Pois Bruna fez as contas e descobriu que Lula só podia estar mentindo. “Se cada livro tem 150 páginas (o que é pouquíssimo para um livro normal), são 3.150 páginas. Lula teria que ler 55 páginas por dia”. Pronto. Desmascarado. “Qualquer pessoa que costuma ler sabe que isso é irrealista, especialmente para um semi-analfabeto (sic)”, publicou Bruna. O impacto foi enorme. E enquanto o afeto chegava na forma de likes e retweets, a moça subia o tom. Primeiro, publicou que “55 páginas para um semi-analfabeto (sic) é simplesmente impossível”, e, não contente, rematou “Todo mundo sabe que a única coisa que o Lula lê é rótulo de pinga”.

O tempo fechou, claro, porque em ambientes digitais toda a visibilidade vem ao custo de conflitos e tretas. Muitas tretas. Os críticos partiram para o ataque desqualificando antes de tudo o parâmetro “realista” de leituras da moça – o que haveria de extraordinário em 55 páginas lidas por dia, ainda mais quando incluem romances e livros de política?  Considerando-se que Lula, um sujeito extremamente ativo e inteligente, está encarcerado, sozinho e com enorme tempo livre, qual é mesmo a surpresa quanto ao fato de este tempo ser despendido na leitura do que lhe cai à mão? Se cortasse o wi-fi, talvez até Bruna conseguisse ler tanto.

Mas enquanto as pessoas se concentrava no parâmetro quantitativo, concentrei-me no “semi-analfabeto”. Aparentemente, o ser analfabeto, em Lula não foi uma circunstância nem era provisório, como em todo mundo, mas uma propriedade estável. Os outros analfabetos podem ser alfabetizados e até se tornarem grandes leitores, menos Lula, que foi, é e será sempre analfabeto. Ou quase. Lula pertence à raça dos analfabetos ou semianalfabetos, não tem escapatória. Não importam as evidências de que leia e muito. E de que não poderia ter tido a sua extraordinária trajetória de sucesso na vida se não dominasse a leitura e a escrita em um nível muito sofisticado. Não, Lula não engana, tem que ser, precisa ser um ignorante fingindo conhecer. Mudam-se circunstâncias, a natureza não se muda: a ignorância é da sua natureza.

Por anos, monitorei a reação das redes digitais da direita conservadora a cada título de doutor honoris causa que Lula recebeu. Foram muitos. A cada novo título, um surto de fúria e indignação no Twitter e no Facebook. Os antilulistas tinham convulsões públicas. O que sempre me impressionou, nesses momentos em que o despeito chegava às alturas, era o perfil dos revoltosos. Nunca vi sequer um dos habitantes do mundo científico, que fazem parte da minha rede, com títulos de doutorado e muitos estágios de pós-doutorado no currículo, achar indignos ou imerecidos os doutorados honoris causa de Lula.
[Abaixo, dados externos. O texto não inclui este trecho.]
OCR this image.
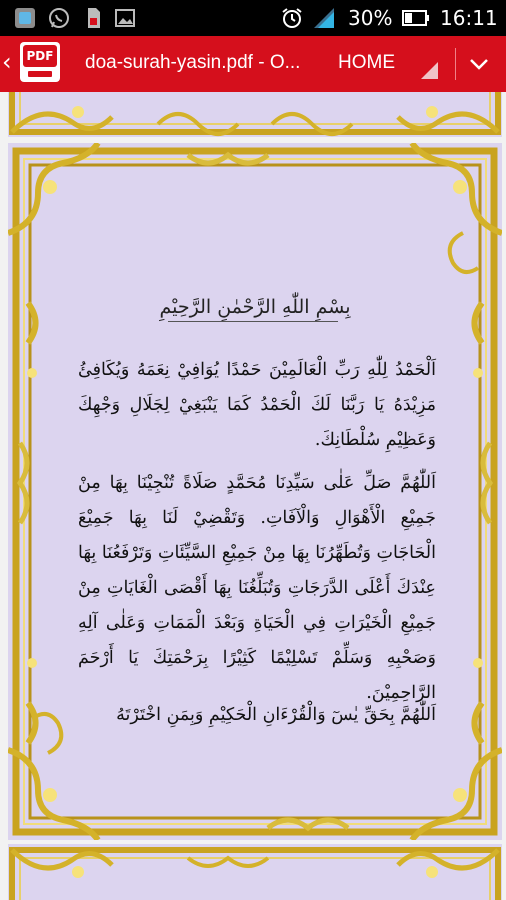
30% 16:11
‹ PDF doa-surah-yasin.pdf - O... HOME
بِسْمِ اللّٰهِ الرَّحْمٰنِ الرَّحِيْمِ
اَلْحَمْدُ لِلّٰهِ رَبِّ الْعَالَمِيْنَ حَمْدًا يُوَافِيْ نِعَمَهُ وَيُكَافِئُ مَزِيْدَهُ يَا رَبَّنَا لَكَ الْحَمْدُ كَمَا يَنْبَغِيْ لِجَلَالِ وَجْهِكَ وَعَظِيْمِ سُلْطَانِكَ.
اَللّٰهُمَّ صَلِّ عَلٰى سَيِّدِنَا مُحَمَّدٍ صَلَاةً تُنْجِيْنَا بِهَا مِنْ جَمِيْعِ الْأَهْوَالِ وَالْآفَاتِ. وَتَقْضِيْ لَنَا بِهَا جَمِيْعَ الْحَاجَاتِ وَتُطَهِّرُنَا بِهَا مِنْ جَمِيْعِ السَّيِّئَاتِ وَتَرْفَعُنَا بِهَا عِنْدَكَ أَعْلَى الدَّرَجَاتِ وَتُبَلِّغُنَا بِهَا أَقْصَى الْغَايَاتِ مِنْ جَمِيْعِ الْخَيْرَاتِ فِي الْحَيَاةِ وَبَعْدَ الْمَمَاتِ وَعَلٰى آلِهِ وَصَحْبِهِ وَسَلِّمْ تَسْلِيْمًا كَثِيْرًا بِرَحْمَتِكَ يَا أَرْحَمَ الرَّاحِمِيْنَ.
اَللّٰهُمَّ بِحَقِّ يٰسٓ وَالْقُرْءَانِ الْحَكِيْمِ وَبِمَنِ اخْتَرْتَهُ
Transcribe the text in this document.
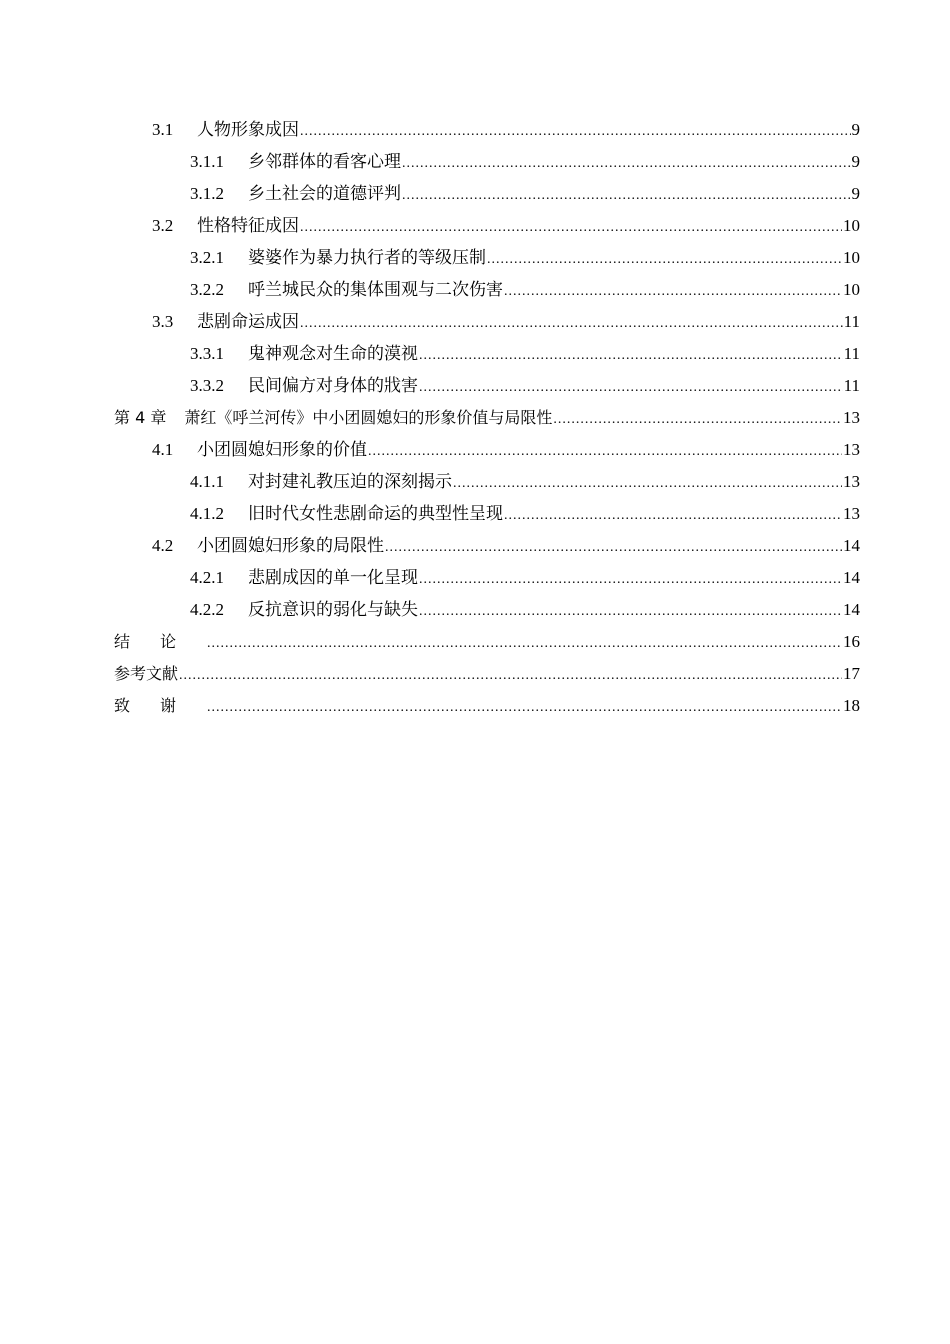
3.1	人物形象成因 .....	9
3.1.1	乡邻群体的看客心理 .....	9
3.1.2	乡土社会的道德评判 .....	9
3.2	性格特征成因 .....	10
3.2.1	婆婆作为暴力执行者的等级压制 .....	10
3.2.2	呼兰城民众的集体围观与二次伤害 .....	10
3.3	悲剧命运成因 .....	11
3.3.1	鬼神观念对生命的漠视 .....	11
3.3.2	民间偏方对身体的戕害 .....	11
第 4 章 萧红《呼兰河传》中小团圆媳妇的形象价值与局限性 .....	13
4.1	小团圆媳妇形象的价值 .....	13
4.1.1	对封建礼教压迫的深刻揭示 .....	13
4.1.2	旧时代女性悲剧命运的典型性呈现 .....	13
4.2	小团圆媳妇形象的局限性 .....	14
4.2.1	悲剧成因的单一化呈现 .....	14
4.2.2	反抗意识的弱化与缺失 .....	14
结论 .....	16
参考文献 .....	17
致谢 .....	18
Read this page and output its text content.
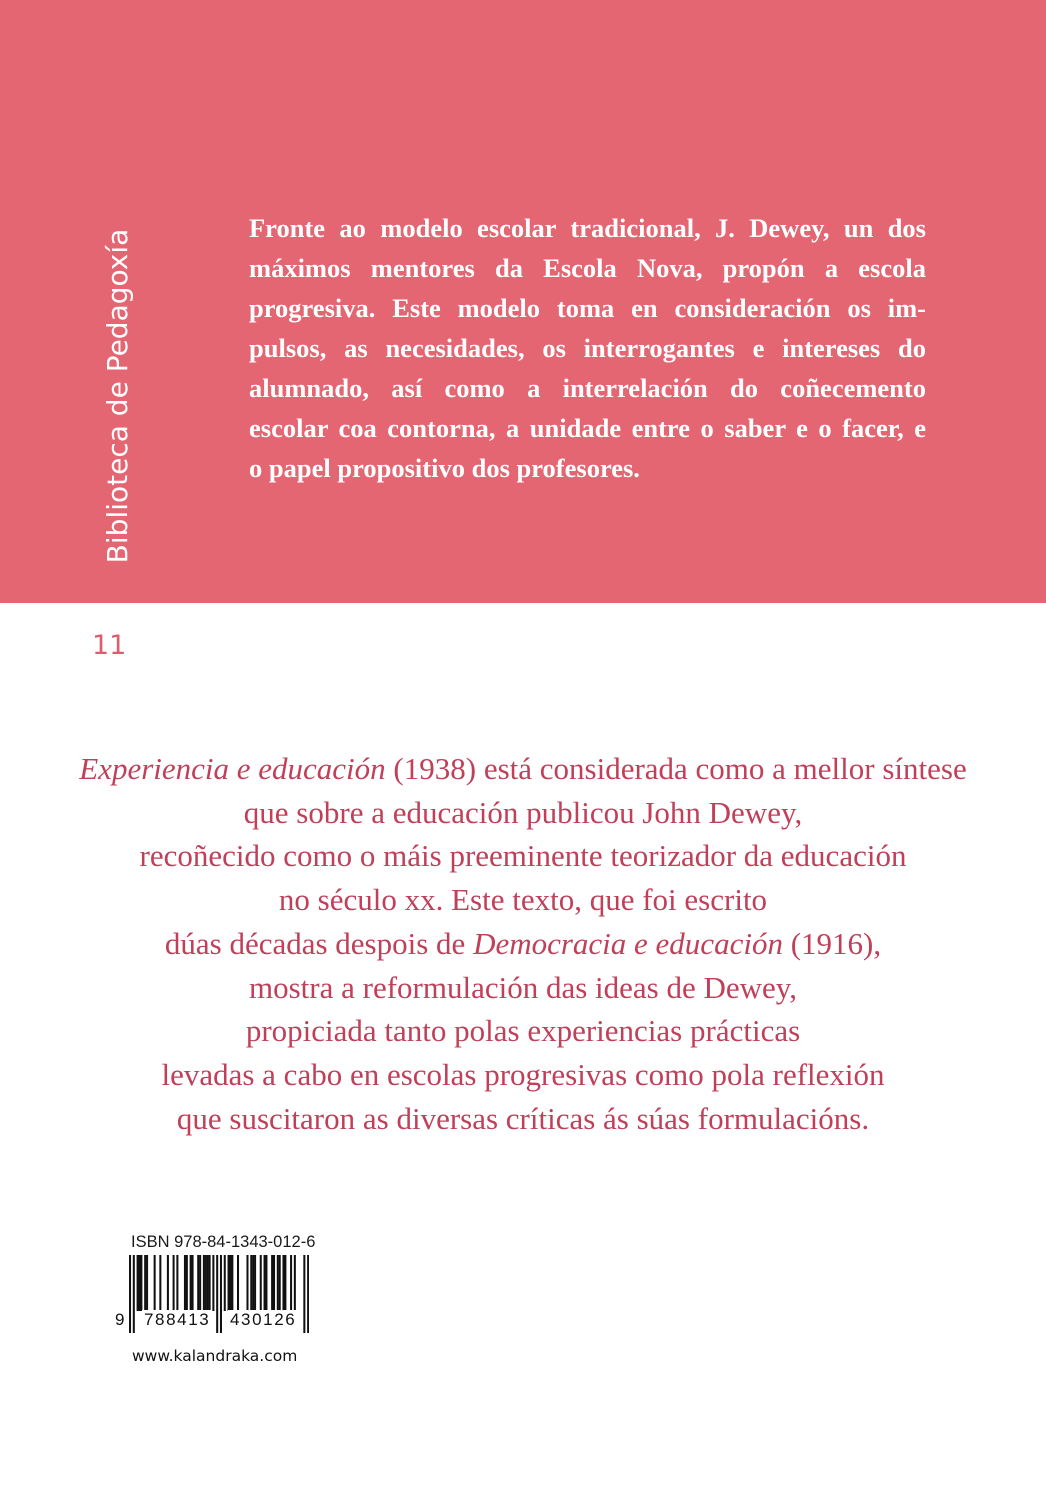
Biblioteca de Pedagoxía

Fronte ao modelo escolar tradicional, J. Dewey, un dos
máximos mentores da Escola Nova, propón a escola
progresiva. Este modelo toma en consideración os im-
pulsos, as necesidades, os interrogantes e intereses do
alumnado, así como a interrelación do coñecemento
escolar coa contorna, a unidade entre o saber e o facer, e
o papel propositivo dos profesores.

11

Experiencia e educación (1938) está considerada como a mellor síntese
que sobre a educación publicou John Dewey,
recoñecido como o máis preeminente teorizador da educación
no século xx. Este texto, que foi escrito
dúas décadas despois de Democracia e educación (1916),
mostra a reformulación das ideas de Dewey,
propiciada tanto polas experiencias prácticas
levadas a cabo en escolas progresivas como pola reflexión
que suscitaron as diversas críticas ás súas formulacións.

ISBN 978-84-1343-012-6
9 788413 430126
www.kalandraka.com
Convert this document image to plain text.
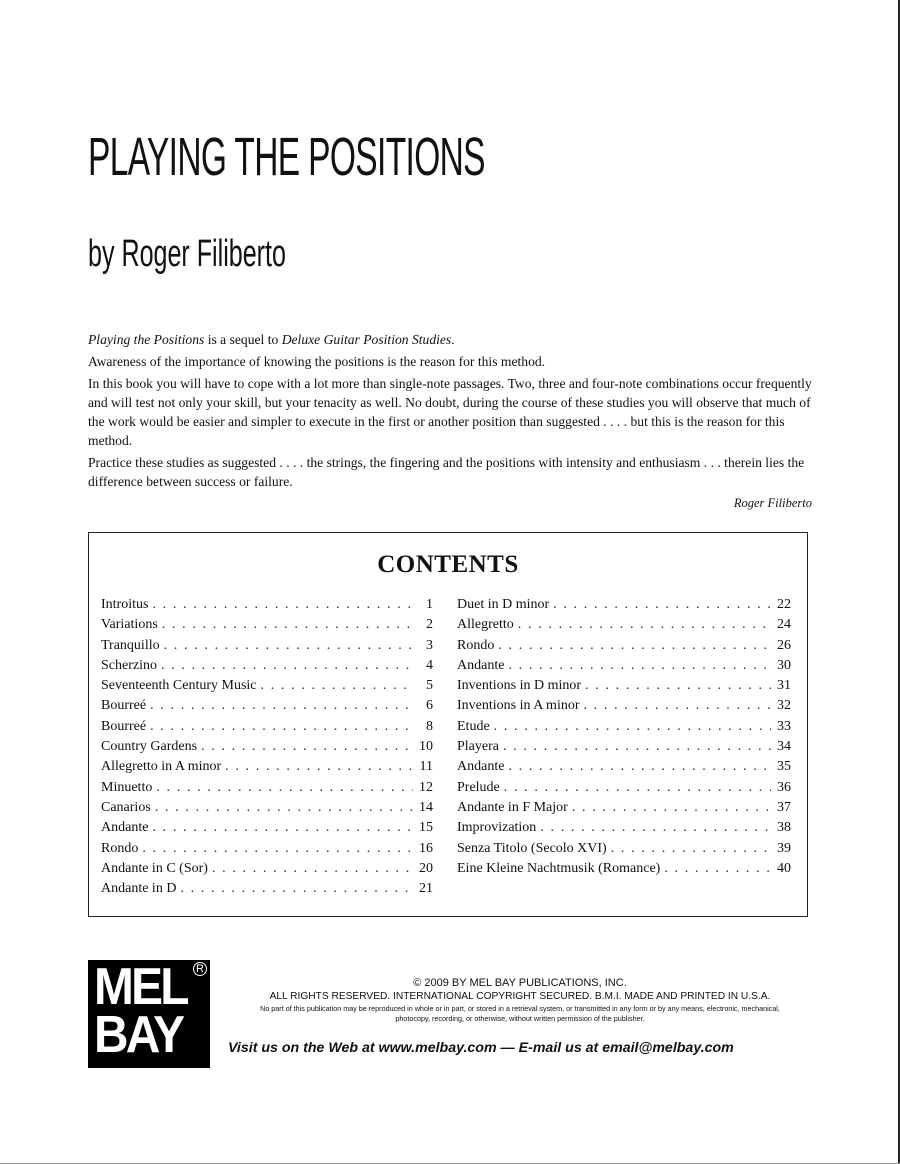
PLAYING THE POSITIONS
by Roger Filiberto

Playing the Positions is a sequel to Deluxe Guitar Position Studies.

Awareness of the importance of knowing the positions is the reason for this method.

In this book you will have to cope with a lot more than single-note passages. Two, three and four-note combinations occur frequently and will test not only your skill, but your tenacity as well. No doubt, during the course of these studies you will observe that much of the work would be easier and simpler to execute in the first or another position than suggested . . . . but this is the reason for this method.

Practice these studies as suggested . . . . the strings, the fingering and the positions with intensity and enthusiasm . . . therein lies the difference between success or failure.

Roger Filiberto

CONTENTS
Introitus . . .	1
Variations . . .	2
Tranquillo . . .	3
Scherzino . . .	4
Seventeenth Century Music . . .	5
Bourreé . . .	6
Bourreé . . .	8
Country Gardens . . .	10
Allegretto in A minor . . .	11
Minuetto . . .	12
Canarios . . .	14
Andante . . .	15
Rondo . . .	16
Andante in C (Sor) . . .	20
Andante in D . . .	21
Duet in D minor . . .	22
Allegretto . . .	24
Rondo . . .	26
Andante . . .	30
Inventions in D minor . . .	31
Inventions in A minor . . .	32
Etude . . .	33
Playera . . .	34
Andante . . .	35
Prelude . . .	36
Andante in F Major . . .	37
Improvization . . .	38
Senza Titolo (Secolo XVI) . . .	39
Eine Kleine Nachtmusik (Romance) . . .	40
MEL
BAY
R
© 2009 BY MEL BAY PUBLICATIONS, INC.
ALL RIGHTS RESERVED. INTERNATIONAL COPYRIGHT SECURED. B.M.I. MADE AND PRINTED IN U.S.A.
No part of this publication may be reproduced in whole or in part, or stored in a retrieval system, or transmitted in any form or by any means, electronic, mechanical, photocopy, recording, or otherwise, without written permission of the publisher.
Visit us on the Web at www.melbay.com — E-mail us at email@melbay.com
Em compensação, a patuleia que mal tinha concluído uma graduação, se muito, entregava-se a gritos de “analfabeto!” ou, para usar o impropério cunhado ad hocpara Lula por Reinaldo Azevedo, “apedeuta!”. As pessoas do campo científico, sabem o que significam o h.c. e, em geral, não se sentem diminuídos porque a Lula foi concedido um título de honra, por méritos relacionados à sua reconhecida trajetória como homem público. Já para os antilulistas com menor educação formal, acontecia contrário: os títulos de Lula os ofendia pessoalmente.

Eu gostava particularmente do modo como os que se consideravam insultados pelos títulos de Lula iniciavam os posts em redes digitais ou as cartas-correntes de e-mails. Em geral, era na base do “só no Brasil mesmo…”, ainda que a universidade a conferir o título não fosse brasileira, ou “vejam a que ponto chegamos…”. A primeira fórmula denota a posição vira-latas básica. Equivale a dizer que “em lugares civilizados isso nunca aconteceria, já no Brasil até analfabetos recebem títulos de doutorado”. A segunda expressão afeta decadentismo: “houve um tempo em que este título era grandioso, nobre e para poucos, mas hoje em dia há esse absurdo de a plebe tomar conta de tudo e um qualquer virar doutor”.

O vira-latas é só isso mesmo, um sujeito invejoso, lidando eternamente com os seus complexos de inferioridade, para quem é insuportável admitir a ideia de que uma pessoa que ele considera igual ou inferior a si possa ser indignamente recompensada. O decadentista é alguém inconformado pela perda dos privilégios, seus ou da sua classe, com a massificação do acesso aos recursos. Mesmo que sejam recursos de que ele não desfruta, é questão de honra que estejam ao alcance somente de pessoas exclusivas e superiores, que não sejam compartilhados com essa massa indiferenciada de gente que ele nem reconhece nem respeita.

Há um monstro em mim que se diverte quando sofrem pessoas que pensam assim, confesso.

Bruna Luiza é só mais um registro de uma atitude moralmente bem pequena. Para ela, não é apenas que Lula não possa ser doutor; Lula não pode sequer ler 55 páginas por dia. Lula simplesmente não pode. O seu ódio por Lula só se sente autorizado moralmente e justificado intelectualmente se a inferioridade moral e cognitiva de Lula for um fato incontestável. Lula é um cachaceiro, um semianalfabeto, um mentiroso e um ladrão. Lula não presta. Se concordarmos com isso, mesmo um “cristão” tem o direito de detestá-lo e de o insultar. Lula não pode ser igual ou superior a Bruna Luiza, caso contrário é o ódio de Bruna que será considerado uma aberração moral e não Lula.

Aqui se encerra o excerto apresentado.